GUEST POST from Arlen Meyers
Like most premeds, I got into medical school, mostly, because I am good at taking standardized tests, I can memorize lots of information , I had some cultural and economic advantages and I knew what to say to interviewers who did not know how to interview. It certainly was not about my being creative or imaginative.
Fortunately, for this generation, that is gradually changing.
As more and more medical educators try to reform the structure, process , goals, learning objectives and outcomes of medical undergraduate and post-graduate education, they run into some recurring questions:
- How do we find the right people to teach new subjects?
- How do we find the time to teach all of this new information when we are already constrained by the explosive growth of new basic science and clinical information?
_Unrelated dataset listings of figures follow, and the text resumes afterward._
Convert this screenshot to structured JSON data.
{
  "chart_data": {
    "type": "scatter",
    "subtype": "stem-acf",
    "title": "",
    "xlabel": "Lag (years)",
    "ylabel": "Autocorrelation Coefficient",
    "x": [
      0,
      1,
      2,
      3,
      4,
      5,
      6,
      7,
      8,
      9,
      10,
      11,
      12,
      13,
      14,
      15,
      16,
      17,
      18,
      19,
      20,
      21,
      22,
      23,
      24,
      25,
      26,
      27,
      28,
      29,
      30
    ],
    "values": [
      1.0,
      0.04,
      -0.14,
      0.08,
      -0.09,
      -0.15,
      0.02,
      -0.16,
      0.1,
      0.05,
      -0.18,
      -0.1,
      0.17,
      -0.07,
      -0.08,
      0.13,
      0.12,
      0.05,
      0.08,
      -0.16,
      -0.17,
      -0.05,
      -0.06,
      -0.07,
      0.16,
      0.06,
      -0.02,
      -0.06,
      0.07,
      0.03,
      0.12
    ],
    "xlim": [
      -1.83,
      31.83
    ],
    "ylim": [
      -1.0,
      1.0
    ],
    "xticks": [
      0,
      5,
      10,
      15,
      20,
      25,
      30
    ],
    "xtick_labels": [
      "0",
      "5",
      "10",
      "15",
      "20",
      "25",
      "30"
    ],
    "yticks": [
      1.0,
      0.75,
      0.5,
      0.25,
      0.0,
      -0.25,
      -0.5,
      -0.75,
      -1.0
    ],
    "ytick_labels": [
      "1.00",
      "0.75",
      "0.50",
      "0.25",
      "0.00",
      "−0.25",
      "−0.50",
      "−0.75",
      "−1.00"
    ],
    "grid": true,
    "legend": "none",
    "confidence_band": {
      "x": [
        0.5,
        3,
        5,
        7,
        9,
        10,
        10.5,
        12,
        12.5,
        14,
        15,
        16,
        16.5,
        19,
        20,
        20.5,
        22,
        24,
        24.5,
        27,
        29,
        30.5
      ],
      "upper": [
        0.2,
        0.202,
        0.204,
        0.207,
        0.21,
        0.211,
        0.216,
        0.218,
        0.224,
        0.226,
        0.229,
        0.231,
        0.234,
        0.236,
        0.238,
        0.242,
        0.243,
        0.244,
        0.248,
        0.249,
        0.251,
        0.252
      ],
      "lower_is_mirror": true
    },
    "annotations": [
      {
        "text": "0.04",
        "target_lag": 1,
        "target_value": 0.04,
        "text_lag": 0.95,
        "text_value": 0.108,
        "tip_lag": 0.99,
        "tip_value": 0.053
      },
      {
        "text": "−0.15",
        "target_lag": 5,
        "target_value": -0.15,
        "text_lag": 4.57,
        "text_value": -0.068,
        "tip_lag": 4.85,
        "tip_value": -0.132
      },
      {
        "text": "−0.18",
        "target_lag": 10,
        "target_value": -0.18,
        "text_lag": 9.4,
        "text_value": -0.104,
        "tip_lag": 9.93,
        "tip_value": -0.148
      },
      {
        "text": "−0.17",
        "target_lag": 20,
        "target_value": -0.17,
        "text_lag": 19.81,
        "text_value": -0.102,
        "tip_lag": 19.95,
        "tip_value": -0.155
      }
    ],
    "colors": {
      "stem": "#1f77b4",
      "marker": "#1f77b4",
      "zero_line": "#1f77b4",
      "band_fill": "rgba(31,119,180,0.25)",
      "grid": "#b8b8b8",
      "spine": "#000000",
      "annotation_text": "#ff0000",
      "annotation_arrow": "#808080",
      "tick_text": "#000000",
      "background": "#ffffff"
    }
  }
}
- How do we make sure that our students and residents pass the tests required to graduate and get board certified so that they can practice and so that the education and training programs get accredited? In other words, how do we practice educational ambidexterity
- Should we change how and who we admit?
- How do we bridge the now, with the next with the new?
The latest trend in management theory is what’s called organizational ambidexterity. It’s the social scientists take on being a switch hitter, and is defined as an organization’s ability to be aligned and efficient in its management of today’s business demands while simultaneously being adaptive to changes in the environment. In other words, being able to simultaneously lead the now, the new and the next. Some describe it as bimodal people management.
While some are very vocal about eliminating standardized tests, it is unlikely they will be eliminated. The rate of growth of scientific and clinical information will increase. New faculty develoment is always a challenge. So, what are some answers?
- Faculty development programs that are people-centric and expand their knowledge, skills, abilities and competencies about introducing and integrating new subjects into their existing subject matter expertise. Engage the champions, build innovation teams around them, set the standards and goals then get out of their way. Identify the skeptics and either convert them or just let them do what they do best now. Sabateurs should be quickly exposed and “rehabilitated”.
- Recruit, develop, promote and reward for skills, like innovation, entrepreneurship , data analytics and artificial intelligence
- Create interdisciplinary and cross functional teaching teams
- Encourage industry collaboration
- Decrease, don’t increase, lecture time and give students the flexibility to learn when and how they do it best.
- Focus on competencies, while at the same time making it clear to students what they will be tested on to practice medicine
- Reform the standardized test and maintenance of certification process
- In the age of search, teach students how to learn, not what to memorize. Take advantage of how students learn, not how you think they learn.
- Accelerate up the hierarchy of learning from recall to interpretation to problem solving to creativity
- Take small steps in integrating the new subjects into the traditional four year/three year curriculum
- Test new ideas and incorporate the results into the next iteration
- Encourage students to be prosumers (producer/consumers) and help you build the product
- Rethink how and who you admit to medical school. In one recently opened school, 75% of the first year class have engineering or computer science degrees.
- Integrate and continue to build medical school education with post-graduate education and training
- Change and define GME required competencies and accreditation standards to meet contemporary needs.
Here are themes/motifs that are becoming part and parcel of the practice of medicine and are incrementally being intergrated into the medical school curriculum:
- Design Innovation and Healthcare Entrepreneurship
- Digital Health and Monitoring Technology
- Emerging Technologies and New Sciences
- Health Humanities and Healthcare Ethics
- Health Informatics and Artificial Intelligence
- Health Systems and Global Health
- Innovative Education and Training Transformation
- Medical Business and Healthcare Economics
- Precision Medicine and Population Health
- Professional Leadership and Virtual Presence
- Physician Career Planning, including non-clinical careers
Some new schools are leapfrogging the old ways and launching entirely new curriculum maps from the start.
We should strive for educational ambidexterity and evolve from teaching and learning to the test and forgetting about all the rest.